Lawson, who had no criminal record prior to his arrest last week, was charged with fare beating, resisting arrest, disorderly conduct and disrupting government administration. He later received treatment for cuts to his head at Woodhull Hospital. The officer was taken to Wyckoff Heights Hospital, where he was treated for injuries to his arm and hand.
New Jersey cops kill schizophrenic man during welfare check
Police in Phllipsburg, New Jersey killed Thomas Read, a 36-year old schizophrenic man, after his mother asked them to monitor him during an episode. Read was wielding a knife and “refused to comply with police orders,” according to the police.
Read had run out of his medication due to problems with his medical insurance, according to his mother Anne Read. According to family friend Joel Andreano, who told the Express-Times newspaper, “He was talking about flaming swords and stuff,” when he called him on Thursday. “He obviously was delusional. I called [his mother back] back and told her, ‘No, I don’t think he’s doing good.’ She should call the police.”

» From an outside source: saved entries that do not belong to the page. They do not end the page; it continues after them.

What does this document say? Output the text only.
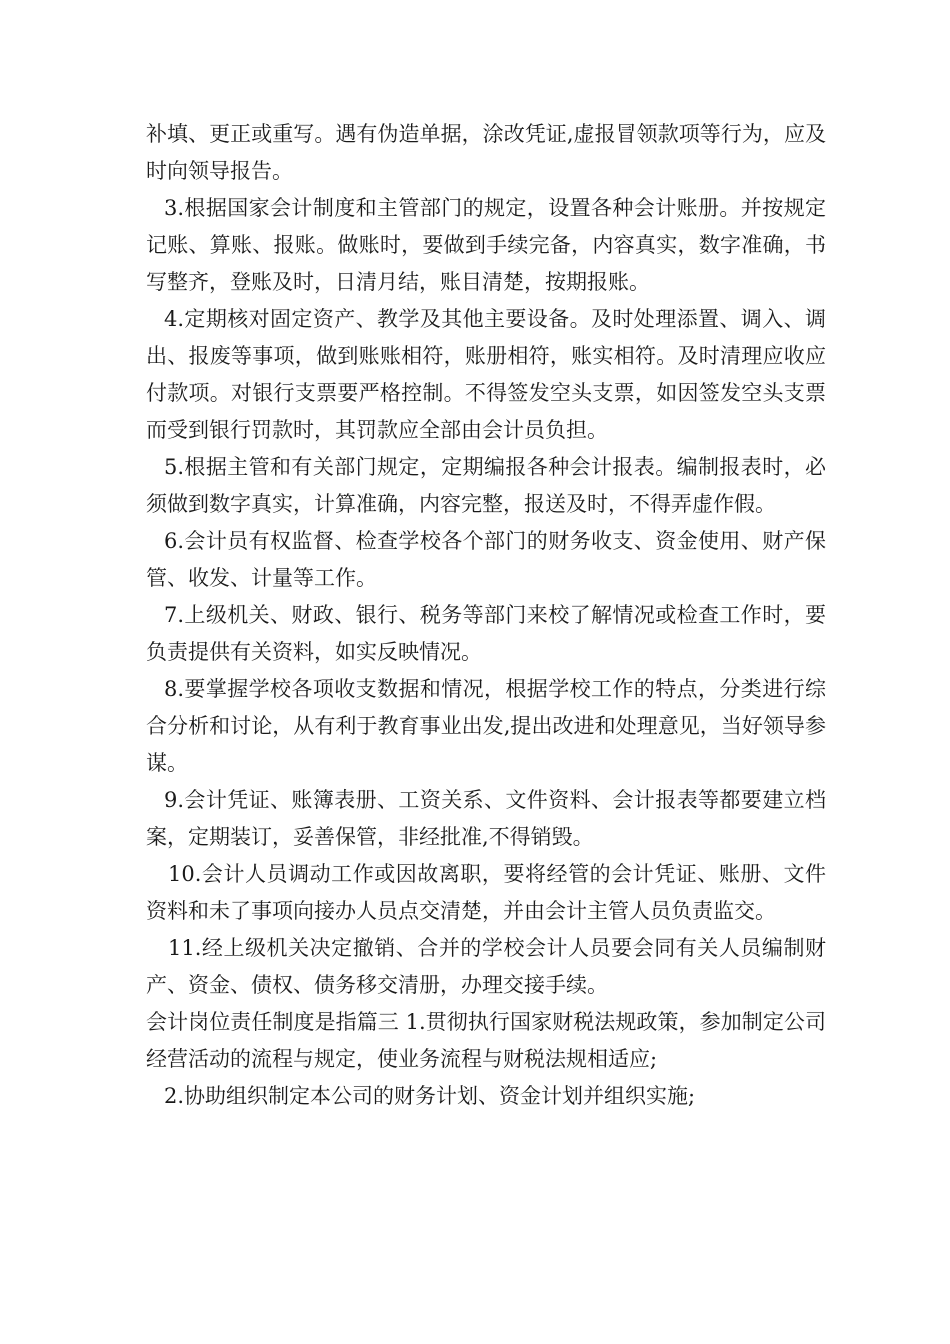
补填、更正或重写。遇有伪造单据，涂改凭证,虚报冒领款项等行为，应及时向领导报告。

3.根据国家会计制度和主管部门的规定，设置各种会计账册。并按规定记账、算账、报账。做账时，要做到手续完备，内容真实，数字准确，书写整齐，登账及时，日清月结，账目清楚，按期报账。

4.定期核对固定资产、教学及其他主要设备。及时处理添置、调入、调出、报废等事项，做到账账相符，账册相符，账实相符。及时清理应收应付款项。对银行支票要严格控制。不得签发空头支票，如因签发空头支票而受到银行罚款时，其罚款应全部由会计员负担。

5.根据主管和有关部门规定，定期编报各种会计报表。编制报表时，必须做到数字真实，计算准确，内容完整，报送及时，不得弄虚作假。

6.会计员有权监督、检查学校各个部门的财务收支、资金使用、财产保管、收发、计量等工作。

7.上级机关、财政、银行、税务等部门来校了解情况或检查工作时，要负责提供有关资料，如实反映情况。

8.要掌握学校各项收支数据和情况，根据学校工作的特点，分类进行综合分析和讨论，从有利于教育事业出发,提出改进和处理意见，当好领导参谋。

9.会计凭证、账簿表册、工资关系、文件资料、会计报表等都要建立档案，定期装订，妥善保管，非经批准,不得销毁。

10.会计人员调动工作或因故离职，要将经管的会计凭证、账册、文件资料和未了事项向接办人员点交清楚，并由会计主管人员负责监交。

11.经上级机关决定撤销、合并的学校会计人员要会同有关人员编制财产、资金、债权、债务移交清册，办理交接手续。

会计岗位责任制度是指篇三 1.贯彻执行国家财税法规政策，参加制定公司经营活动的流程与规定，使业务流程与财税法规相适应;

2.协助组织制定本公司的财务计划、资金计划并组织实施;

Police checked up on Read the following Friday without incident, according to Andreano, who told The Express-Times that Read seemed “calm, happy” when he met with him later that day.
The following Monday, police conducted another welfare check at Reid’s apartment, after his neighbor expressed concerns about threatening letters and a knife stuck to Reid’s front door, according to Adreano. Police found Read in his house when they arrived, and talked to him through his window, according to footage shown to The Express-Times. Read hurled an “unknown object” through an opening in the window at police, who responded by breaking the window and unsuccessfully attempting to climb through to get at Read. Police entered the house through a back entrance, according to residents, who reported that they heard “four or five” gunshots.
Andreano expressed his dismay at the police’s handling of the situation. “He needed help … He needed to get to the hospital because he didn’t have his medicine.”